King and Emperor by Harry Harrison. Chapter 16, 17, 18

From the goat-path in the scrub, fifty yards from where Shef and the others lay, a dozen men burst out, running determinedly towards the bare rock of the castle, where nothing could burn. As they reached the ring, now a clump, of sentries, Shef saw spear-points flash, heard an angry shout. The head of the German sentries barring their way. Shouts in reply, arms waving, pointing behind them at the flames. More men running from different directions. Shef rose to a crouch beneath the bushes.

“Come on.”

They gaped at him.

“Come on. Look like horse-boys who’ve got lost. Run as if you’re frightened.”

He writhed once more through the bushes, burst through a final tangle, and ran out on to the cleared space, looking round and shouting out in a gabble of Arabic mixed with Norse. The rest followed him, hesitant from the long hours of hiding. Shef seized Straw, lifted him in the air and shook him as if hysterical with fear, turned and ran the wrong way, not towards the gap where the other refugees clustered but round the side of the hill. German eyes saw him, saw only another damned local out of control.

Rounding a turn, Shef halted, pushed aside the youth who had cannoned into his back, stared at the tangle of thorn trees with which the Germans had made their abatis. A weak place, there. He stepped forward, drawing the short single-edged sword slung from the back of his belt. For a few seconds he cut and tugged, then plunged forward, disregarding the scratches that came through wool and hemp. The others followed him, Straw and his mates disappearing at once into the bushes on the other side, Richier gasping again and holding his side. Shef seized him, bent him by force to the ground, thrust him bodily in under the branches. Followed him, this time using all his hoarded strength in one last burst of lizard-like motion. Through to the ravine and the dark rocks below.

As the noise behind died and Shef saw at last the black unguarded cleft that led to the very base of the rock of Puigpunyent, something again made him look up.

There, in the sky, for the first time, he saw a kite wheeling above him and above the flares it had sown. It was silhouetted by flame. Flame running along the cloth of the square kite shape, along the vanes of the controls. In the middle, like a fat-bodied spider in its web, what must be the shape of the flyer, Tolman or Helmi or Ubba. His own match must have caught the cloth. Or perhaps a flare had not fallen properly from its release. But now the kite was swooping down, first in a crazy spiral, then as its lift surfaces burned away, seeming to fold its wings like a gannet and plunge towards the rocks, a meteor trailing flame.

Shef closed his eye, turned away. Thrust Richier to the fore.

“Someone died for your relic,” he hissed. “Now take us to it! Or I will cut your throat in sacrifice to my boy’s ghost.”

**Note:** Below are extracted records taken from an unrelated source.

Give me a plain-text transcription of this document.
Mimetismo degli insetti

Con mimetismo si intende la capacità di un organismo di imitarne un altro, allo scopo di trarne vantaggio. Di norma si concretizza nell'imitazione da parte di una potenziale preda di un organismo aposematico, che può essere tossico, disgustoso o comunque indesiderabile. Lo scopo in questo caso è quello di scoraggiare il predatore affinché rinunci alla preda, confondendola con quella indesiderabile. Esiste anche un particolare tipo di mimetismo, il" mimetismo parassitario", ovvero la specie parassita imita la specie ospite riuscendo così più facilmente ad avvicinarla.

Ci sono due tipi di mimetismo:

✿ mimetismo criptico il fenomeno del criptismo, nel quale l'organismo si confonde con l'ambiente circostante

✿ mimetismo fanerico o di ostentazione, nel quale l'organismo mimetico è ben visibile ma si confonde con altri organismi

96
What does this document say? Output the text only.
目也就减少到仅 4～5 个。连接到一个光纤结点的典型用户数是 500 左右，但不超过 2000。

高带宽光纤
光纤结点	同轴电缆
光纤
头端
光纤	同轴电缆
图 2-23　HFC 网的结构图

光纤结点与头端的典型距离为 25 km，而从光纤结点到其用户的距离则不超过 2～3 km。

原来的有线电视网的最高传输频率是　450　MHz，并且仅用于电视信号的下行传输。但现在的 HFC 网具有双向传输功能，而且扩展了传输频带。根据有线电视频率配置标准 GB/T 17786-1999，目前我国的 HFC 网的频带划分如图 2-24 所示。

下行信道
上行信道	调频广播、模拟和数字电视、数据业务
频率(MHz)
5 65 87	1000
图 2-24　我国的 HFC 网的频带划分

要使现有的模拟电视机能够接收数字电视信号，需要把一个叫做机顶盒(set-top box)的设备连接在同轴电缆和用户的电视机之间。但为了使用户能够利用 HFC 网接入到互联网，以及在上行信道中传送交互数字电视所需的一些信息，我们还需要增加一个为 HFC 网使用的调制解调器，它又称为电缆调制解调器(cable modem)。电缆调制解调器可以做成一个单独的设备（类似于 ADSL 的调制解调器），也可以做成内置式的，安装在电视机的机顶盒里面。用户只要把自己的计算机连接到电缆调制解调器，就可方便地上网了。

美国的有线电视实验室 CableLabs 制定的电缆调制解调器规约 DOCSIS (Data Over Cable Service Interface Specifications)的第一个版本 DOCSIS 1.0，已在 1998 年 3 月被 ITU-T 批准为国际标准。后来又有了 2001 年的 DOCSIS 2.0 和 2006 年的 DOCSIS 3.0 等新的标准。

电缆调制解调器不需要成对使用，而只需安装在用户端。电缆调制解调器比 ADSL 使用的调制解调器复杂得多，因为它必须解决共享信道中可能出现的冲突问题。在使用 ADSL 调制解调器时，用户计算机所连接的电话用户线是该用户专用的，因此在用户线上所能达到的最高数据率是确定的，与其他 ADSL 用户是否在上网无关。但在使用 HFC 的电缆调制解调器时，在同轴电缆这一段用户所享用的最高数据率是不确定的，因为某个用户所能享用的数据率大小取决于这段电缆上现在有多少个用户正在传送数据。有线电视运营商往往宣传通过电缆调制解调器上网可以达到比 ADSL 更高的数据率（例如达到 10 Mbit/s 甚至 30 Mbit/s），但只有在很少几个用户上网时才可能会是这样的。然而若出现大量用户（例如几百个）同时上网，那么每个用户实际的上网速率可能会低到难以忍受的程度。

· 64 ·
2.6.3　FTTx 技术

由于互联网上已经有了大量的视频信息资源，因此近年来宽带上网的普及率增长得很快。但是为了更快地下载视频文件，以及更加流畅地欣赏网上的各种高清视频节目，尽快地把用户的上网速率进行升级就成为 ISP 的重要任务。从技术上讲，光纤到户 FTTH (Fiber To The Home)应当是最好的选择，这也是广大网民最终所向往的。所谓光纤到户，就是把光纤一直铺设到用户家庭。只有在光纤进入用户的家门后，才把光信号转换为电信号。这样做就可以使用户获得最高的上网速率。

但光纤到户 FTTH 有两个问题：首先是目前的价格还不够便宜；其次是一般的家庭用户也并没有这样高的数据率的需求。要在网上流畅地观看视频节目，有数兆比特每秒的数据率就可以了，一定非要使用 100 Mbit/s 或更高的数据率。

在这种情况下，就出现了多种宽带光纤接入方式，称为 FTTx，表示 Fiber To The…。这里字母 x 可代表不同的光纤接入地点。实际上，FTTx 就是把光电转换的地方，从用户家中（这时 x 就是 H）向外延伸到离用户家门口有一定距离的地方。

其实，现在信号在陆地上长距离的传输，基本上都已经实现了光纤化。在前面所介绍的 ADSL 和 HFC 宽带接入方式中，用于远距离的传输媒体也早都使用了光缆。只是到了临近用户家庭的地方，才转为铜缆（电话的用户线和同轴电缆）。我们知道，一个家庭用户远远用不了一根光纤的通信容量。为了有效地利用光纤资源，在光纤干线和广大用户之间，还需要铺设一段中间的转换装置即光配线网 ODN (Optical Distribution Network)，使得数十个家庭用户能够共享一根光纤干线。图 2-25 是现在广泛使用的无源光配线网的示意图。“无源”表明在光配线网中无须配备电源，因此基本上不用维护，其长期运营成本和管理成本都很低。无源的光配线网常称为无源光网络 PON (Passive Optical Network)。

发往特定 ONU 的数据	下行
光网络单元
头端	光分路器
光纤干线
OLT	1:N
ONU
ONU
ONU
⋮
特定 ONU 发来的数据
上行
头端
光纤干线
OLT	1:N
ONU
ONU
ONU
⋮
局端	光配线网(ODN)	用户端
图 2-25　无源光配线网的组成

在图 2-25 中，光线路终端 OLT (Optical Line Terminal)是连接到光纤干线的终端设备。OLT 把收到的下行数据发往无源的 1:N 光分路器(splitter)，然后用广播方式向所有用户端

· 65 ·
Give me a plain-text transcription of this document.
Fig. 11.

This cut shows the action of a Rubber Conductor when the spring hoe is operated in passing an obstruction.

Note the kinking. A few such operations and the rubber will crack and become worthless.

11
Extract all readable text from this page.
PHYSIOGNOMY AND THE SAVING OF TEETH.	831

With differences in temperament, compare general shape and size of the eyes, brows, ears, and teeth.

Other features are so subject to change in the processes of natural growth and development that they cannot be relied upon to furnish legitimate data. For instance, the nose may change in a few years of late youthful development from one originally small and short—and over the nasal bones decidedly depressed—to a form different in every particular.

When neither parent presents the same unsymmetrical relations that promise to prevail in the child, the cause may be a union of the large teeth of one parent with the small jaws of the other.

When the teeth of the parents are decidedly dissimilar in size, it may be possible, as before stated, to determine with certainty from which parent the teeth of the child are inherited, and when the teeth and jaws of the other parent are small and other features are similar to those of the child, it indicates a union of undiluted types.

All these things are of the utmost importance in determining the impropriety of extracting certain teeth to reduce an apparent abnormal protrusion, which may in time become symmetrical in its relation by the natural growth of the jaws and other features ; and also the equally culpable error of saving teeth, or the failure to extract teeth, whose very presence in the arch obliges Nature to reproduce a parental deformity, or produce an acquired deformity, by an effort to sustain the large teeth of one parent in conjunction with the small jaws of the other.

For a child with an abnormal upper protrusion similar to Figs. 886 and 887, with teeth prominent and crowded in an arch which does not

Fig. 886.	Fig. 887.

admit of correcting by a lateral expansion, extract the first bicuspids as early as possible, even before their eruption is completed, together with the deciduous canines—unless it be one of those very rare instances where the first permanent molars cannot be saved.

The perfectus began to run clumsily across the dark rock to the entrance only he could find.

Chapter Eighteen

His face tight-lipped with fury, the Emperor Bruno whirled his horse on the narrow flame-lit path, the great stallion rearing up and striking out automatically with its steel-shod hooves. A fleeing trooper struggling to get by took one of them on the temple and fell sideways into the brush, there to lie unnoticed till the fire took him. Behind their enraged Emperor his guards and officers lashed out with fist and whip, trying to force panicked soldiers to stand firm, obey their orders, begin to spread out and make a fire-break along the line of the path. Bruno himself ignored the struggle and the confusion.

“Agilulf,” he bellowed. “Find one of these bastards who can speak a proper language. I have to know where that damned thing came down!”

Agilulf swung from his horse, obedient but doubtful. He seized the nearest man and began to shout into his face in the camp-Latin he used to the Greeks. The man he had seized, who spoke nothing but his native dialect of Occitan, and had never met anyone who spoke anything else; gaped at him uselessly.